Shyampukur police district of Kolkata Police is spread over Shyambazar, Bagbazar and Kumortuli and a part of Shobhabazar. Bagbazar ghat, Promoda Sundari ghat, Kashi Mitra ghat, Kumortuli ghat and Shovabazar ghat on the Hooghly River are within the jurisdiction of Shyampukur police district.

==Early landmarks==
In 1891, Mohun Bagan shifted its ground from Phariapukur to Shyampukur as a result of the benevolence of the Maharaja of Shyampukur, Durga Charan Laha. Later, the club's ground was moved to Shyam Square.

When Jamshedji Framji Madan entered the ‘bioscope’ scene in 1902, he began to screen films in tents set up on the Maidan and in Shyampukur.

The barowari Durga Puja organised at Shyampukur in 1911 was the second in Kolkata.

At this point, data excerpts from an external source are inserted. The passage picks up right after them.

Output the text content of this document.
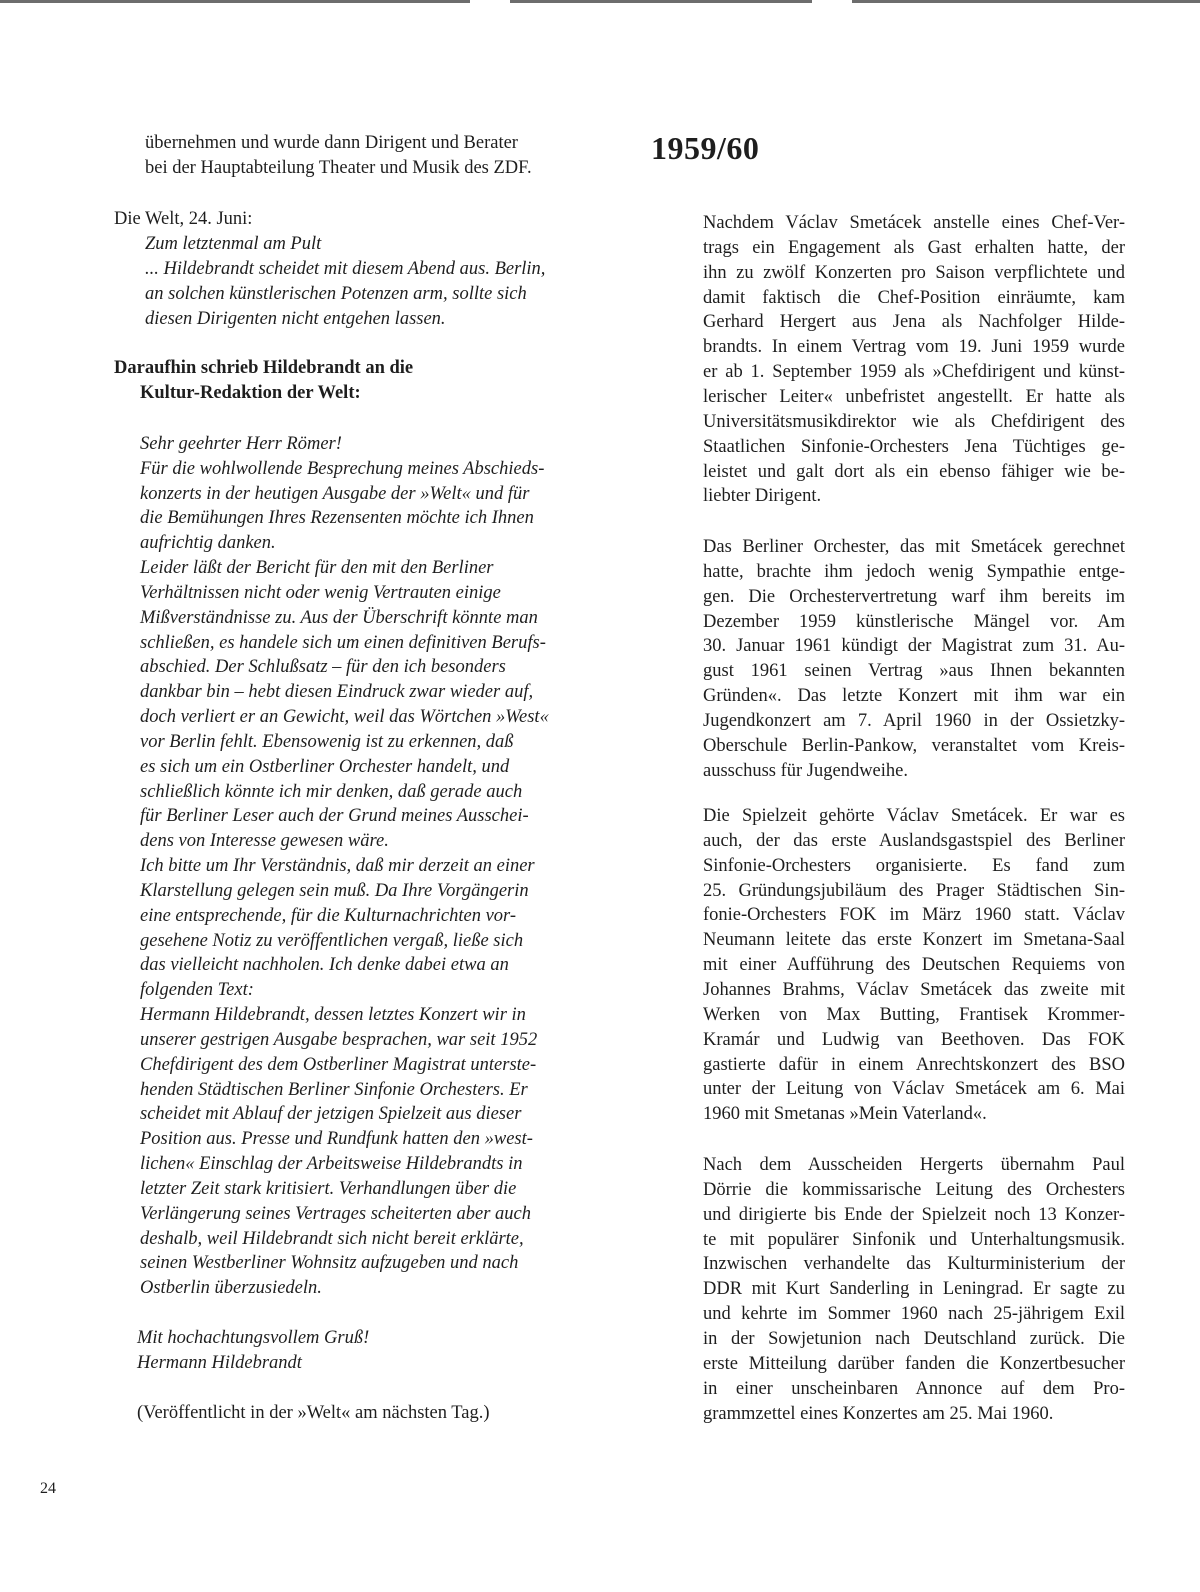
übernehmen und wurde dann Dirigent und Berater
bei der Hauptabteilung Theater und Musik des ZDF.
Die Welt, 24. Juni:
Zum letztenmal am Pult
... Hildebrandt scheidet mit diesem Abend aus. Berlin,
an solchen künstlerischen Potenzen arm, sollte sich
diesen Dirigenten nicht entgehen lassen.
Daraufhin schrieb Hildebrandt an die
Kultur-Redaktion der Welt:
Sehr geehrter Herr Römer!
Für die wohlwollende Besprechung meines Abschieds-
konzerts in der heutigen Ausgabe der »Welt« und für
die Bemühungen Ihres Rezensenten möchte ich Ihnen
aufrichtig danken.
Leider läßt der Bericht für den mit den Berliner
Verhältnissen nicht oder wenig Vertrauten einige
Mißverständnisse zu. Aus der Überschrift könnte man
schließen, es handele sich um einen definitiven Berufs-
abschied. Der Schlußsatz – für den ich besonders
dankbar bin – hebt diesen Eindruck zwar wieder auf,
doch verliert er an Gewicht, weil das Wörtchen »West«
vor Berlin fehlt. Ebensowenig ist zu erkennen, daß
es sich um ein Ostberliner Orchester handelt, und
schließlich könnte ich mir denken, daß gerade auch
für Berliner Leser auch der Grund meines Ausschei-
dens von Interesse gewesen wäre.
Ich bitte um Ihr Verständnis, daß mir derzeit an einer
Klarstellung gelegen sein muß. Da Ihre Vorgängerin
eine entsprechende, für die Kulturnachrichten vor-
gesehene Notiz zu veröffentlichen vergaß, ließe sich
das vielleicht nachholen. Ich denke dabei etwa an
folgenden Text:
Hermann Hildebrandt, dessen letztes Konzert wir in
unserer gestrigen Ausgabe besprachen, war seit 1952
Chefdirigent des dem Ostberliner Magistrat unterste-
henden Städtischen Berliner Sinfonie Orchesters. Er
scheidet mit Ablauf der jetzigen Spielzeit aus dieser
Position aus. Presse und Rundfunk hatten den »west-
lichen« Einschlag der Arbeitsweise Hildebrandts in
letzter Zeit stark kritisiert. Verhandlungen über die
Verlängerung seines Vertrages scheiterten aber auch
deshalb, weil Hildebrandt sich nicht bereit erklärte,
seinen Westberliner Wohnsitz aufzugeben und nach
Ostberlin überzusiedeln.
Mit hochachtungsvollem Gruß!
Hermann Hildebrandt
(Veröffentlicht in der »Welt« am nächsten Tag.)
1959/60
Nachdem Václav Smetácek anstelle eines Chef-Ver-
trags ein Engagement als Gast erhalten hatte, der
ihn zu zwölf Konzerten pro Saison verpflichtete und
damit faktisch die Chef-Position einräumte, kam
Gerhard Hergert aus Jena als Nachfolger Hilde-
brandts. In einem Vertrag vom 19. Juni 1959 wurde
er ab 1. September 1959 als »Chefdirigent und künst-
lerischer Leiter« unbefristet angestellt. Er hatte als
Universitätsmusikdirektor wie als Chefdirigent des
Staatlichen Sinfonie-Orchesters Jena Tüchtiges ge-
leistet und galt dort als ein ebenso fähiger wie be-
liebter Dirigent.
Das Berliner Orchester, das mit Smetácek gerechnet
hatte, brachte ihm jedoch wenig Sympathie entge-
gen. Die Orchestervertretung warf ihm bereits im
Dezember 1959 künstlerische Mängel vor. Am
30. Januar 1961 kündigt der Magistrat zum 31. Au-
gust 1961 seinen Vertrag »aus Ihnen bekannten
Gründen«. Das letzte Konzert mit ihm war ein
Jugendkonzert am 7. April 1960 in der Ossietzky-
Oberschule Berlin-Pankow, veranstaltet vom Kreis-
ausschuss für Jugendweihe.
Die Spielzeit gehörte Václav Smetácek. Er war es
auch, der das erste Auslandsgastspiel des Berliner
Sinfonie-Orchesters organisierte. Es fand zum
25. Gründungsjubiläum des Prager Städtischen Sin-
fonie-Orchesters FOK im März 1960 statt. Václav
Neumann leitete das erste Konzert im Smetana-Saal
mit einer Aufführung des Deutschen Requiems von
Johannes Brahms, Václav Smetácek das zweite mit
Werken von Max Butting, Frantisek Krommer-
Kramár und Ludwig van Beethoven. Das FOK
gastierte dafür in einem Anrechtskonzert des BSO
unter der Leitung von Václav Smetácek am 6. Mai
1960 mit Smetanas »Mein Vaterland«.
Nach dem Ausscheiden Hergerts übernahm Paul
Dörrie die kommissarische Leitung des Orchesters
und dirigierte bis Ende der Spielzeit noch 13 Konzer-
te mit populärer Sinfonik und Unterhaltungsmusik.
Inzwischen verhandelte das Kulturministerium der
DDR mit Kurt Sanderling in Leningrad. Er sagte zu
und kehrte im Sommer 1960 nach 25-jährigem Exil
in der Sowjetunion nach Deutschland zurück. Die
erste Mitteilung darüber fanden die Konzertbesucher
in einer unscheinbaren Annonce auf dem Pro-
grammzettel eines Konzertes am 25. Mai 1960.
24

===Ramakrishna connection===
In 1885, Ramakrishna Paramhansa stayed at 55 Shyampukur Street, known as Shyampukur Bati, for several days after leaving Dakshineswar for treatment of throat cancer. He stayed there before moving to Cossipore Udyanbati. The house has now been converted into a museum displaying articles used by him during his stay there and some paintings. Among other objects on display are parts of the camera with which the first picture of Ramakrishna was taken.

==Transport==
===Road===
Shyampukur is surrounded by Jatindra Mohan Avenue, Bhupendra Bose Avenue, Aurobindo Sarani and Bidhan Sarani. Many buses ply along these roads.
===Train===
Kolkata Station, which is one of the five major railway-terminals of Kolkata Metropolitan Area, is located nearby.